An einem solchen Sachvortrag fehlt es im Streitfall. Die Klägerin hat zur Ablehnung des B lediglich vorgetragen: B habe empört auf ihn betreffende Vorhaltungen in früheren Ablehnungsanträgen von Mandanten des A reagiert und er habe an der Zurückweisung des C betreffenden Ablehnungsgesuchs mitgewirkt und dadurch und durch die Terminierung der mündlichen Verhandlung auf den 27. Oktober 1998 bei der Klägerin den Eindruck erweckt, er wolle die Sache "durchpeitschen", um den von ihm als Querulanten angesehenen A "klein zu kriegen". Der Vortrag über das Verhalten des B in anderen Verfahren, an denen die Klägerin nicht beteiligt war, ist zu wenig substantiiert, um entscheiden zu können, ob das seinerzeitige Verhalten des B Misstrauen gegen seine Unparteilichkeit (§ 42 Abs. 2 ZPO) der Klägerin gegenüber rechtfertigen könnte. Die Mitwirkung des B am Beschluss vom 22. September 1998 und die Terminierung der mündlichen Verhandlung vor Abschluss des Beschwerdeverfahrens reichen allein noch nicht aus, um Zweifel an der Unparteilichkeit des B der Klägerin gegenüber zu wecken. Es entspricht ordnungsgemäßer Prozessführung, wenn der Vorsitzende eines Senats auf den Fortgang des Rechtsstreites hinwirkt, obwohl über ein vom FG für unzulässig gehaltenes Ablehnungsgesuch noch nicht rechtskräftig entschieden worden ist. Allenfalls bei Hinzutreten weiterer Umstände, die Zweifel an der Unparteilichkeit des Richters wecken könnten, kann aus einer solchen Prozessführung auf eine Befangenheit des Richters geschlossen werden. Solche weiteren Umstände hat die Klägerin jedoch nicht vorgetragen.
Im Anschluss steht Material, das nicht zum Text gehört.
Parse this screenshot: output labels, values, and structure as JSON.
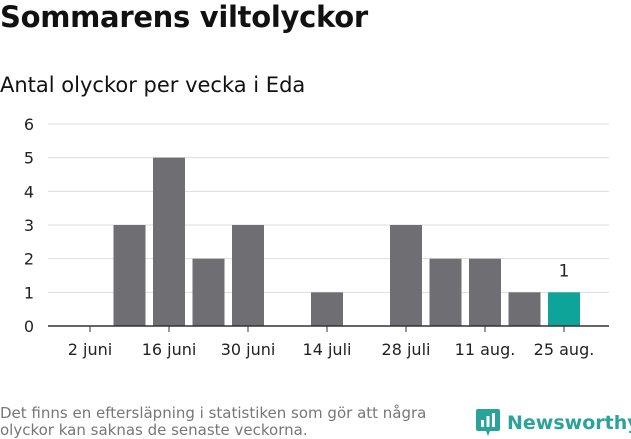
{
  "header": {
    "title": "Sommarens viltolyckor",
    "subtitle": "Antal olyckor per vecka i Eda"
  },
  "chart_data": {
    "type": "bar",
    "title": "Sommarens viltolyckor",
    "subtitle": "Antal olyckor per vecka i Eda",
    "x_tick_labels": [
      "2 juni",
      "16 juni",
      "30 juni",
      "14 juli",
      "28 juli",
      "11 aug.",
      "25 aug."
    ],
    "categories": [
      "2 juni",
      "9 juni",
      "16 juni",
      "23 juni",
      "30 juni",
      "7 juli",
      "14 juli",
      "21 juli",
      "28 juli",
      "4 aug.",
      "11 aug.",
      "18 aug.",
      "25 aug."
    ],
    "values": [
      0,
      3,
      5,
      2,
      3,
      0,
      1,
      0,
      3,
      2,
      2,
      1,
      1
    ],
    "highlight_index": 12,
    "highlight_label": "1",
    "ylim": [
      0,
      6
    ],
    "yticks": [
      0,
      1,
      2,
      3,
      4,
      5,
      6
    ],
    "grid": true,
    "colors": {
      "bar": "#6f6e72",
      "highlight": "#0fa49a",
      "grid": "#dddddd",
      "axis": "#333333"
    }
  },
  "footer": {
    "note": "Det finns en eftersläpning i statistiken som gör att några olyckor kan saknas de senaste veckorna.",
    "brand": "Newsworthy",
    "brand_icon": "bar-chart-logo-icon",
    "brand_color": "#2aa39a"
  }
}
Zu der aufgrund der Zeitpunkte der Ablehnungsgesuche naheliegenden Schlussfolgerung des FG, die Ablehnung des B diene nur der Prozessverschleppung, hat sich die Klägerin nicht geäußert.
b) Die Klägerin hat auch keinen Verfahrensmangel i.S. des § 116 Abs. 1 Nr. 2 FGO schlüssig gerügt. In Fällen einer Richterablehnung setzt die schlüssige Rüge dieses Verfahrensmangels voraus, dass vorgetragen wird, ein an der Entscheidung der Vorinstanz mitwirkender Richter sei "mit Erfolg" abgelehnt worden. Nach dem Vortrag der Klägerin in der Revisionsbegründung hatten die B und C betreffenden Ablehnungsgesuche bisher keinen Erfolg.
c) Auch einen Verfahrensmangel gemäß § 116 Abs. 1 Nr. 5 FGO hat die Klägerin nicht schlüssig gerügt. Die Rüge, es fehle im FG-Urteil der Vortrag des FA, betrifft nicht die Entscheidungsgründe des Urteils, sondern dessen Tatbestand. Sie ist zudem unverständlich, da die Klägerin gleichzeitig vorgetragen hat, das FA habe sich nicht zur Sache eingelassen. Die Rüge, das FG habe sich nicht mit dem Vortrag der Klägerin zur fehlenden Begründung der angefochtenen Bescheide auseinander gesetzt, ist unschlüssig, da das FG nach dem eigenen ―und zutreffenden― Vortrag der Klägerin die Klage wegen verspäteter Bezeichnung des Gegenstands des Klagebegehrens als unzulässig abgewiesen hat. Somit waren die etwaigen Begründungsmängel der angefochtenen Bescheide entscheidungsunerheblich. Das FG musste sich deshalb mit dem entsprechenden Vortrag der Klägerin nicht auseinander setzen. Die Klägerin hat im Übrigen übersehen, dass sich das FG dennoch ―auf Blatt 9 des Urteils― mit dem entsprechenden Vortrag befasst und ihn ausdrücklich als nicht entscheidungserheblich angesehen hat.